Reactive attachment disorder is an extremely rare condition that makes it hard for a kid to become emotionally attached to another person. Kids at risk were abused or profoundly neglected in early childhood. According to the latest edition of the Diagnostic and Statistical Manual of Mental Disorders, kids with the inhibited type of reactive attachment disorder display "persistent failure to initiate or respond in a developmentally appropriate fashion to most social interactions as manifest by excessively inhibited, hypervigilant, or highly ambivalent or contradictory responses (e.g. the child may respond to caregivers with a mixture of approach, avoidance and resistance to comforting, or may exhibit frozen watchfulness." Kids with the less common disinhibited type exhibit "diffuse attachments as manifest by indiscriminate sociability with marked inability to exhibit appropriate selective attachments (e.g. excessive familiarity with relative strangers or lack of selectivity in choice of attachment figures.)" These behaviors should appear before age 5.
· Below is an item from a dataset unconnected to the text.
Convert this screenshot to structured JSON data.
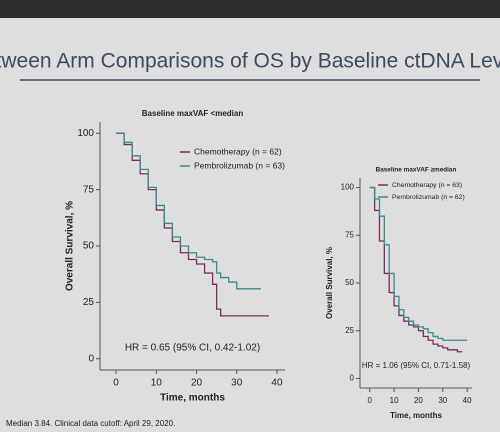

Nothing is said in the DSM manual indicating that kids with the disorder are violent, lack a conscience, engage in "crazy lying" or any of the other symptoms listed on various popular websites for adoptive parents. While sometimes kids who have been traumatized do act out in these inappropriate ways, their behavior is probably caused by things other than reactive attachment disorder. Perhaps some of these children also have other mental illnesses that are co-morbid with the attachment disorder. Some of them may simply have a difficult time adjusting to their new adoptive homes and act out as a result. Kids who act out in disturbing ways should receive appropriate treatment from licensed therapists. The Gravelle children did not.
The Gravelle children, placed in normal, loving homes, are all doing well. Attorney Jack Landskroner told the Associated Press, "These kids were good kids," who had been wrongfully maligned by their abusive parents. "It's amazing the positive results you see on children who are placed in a loving, caring home."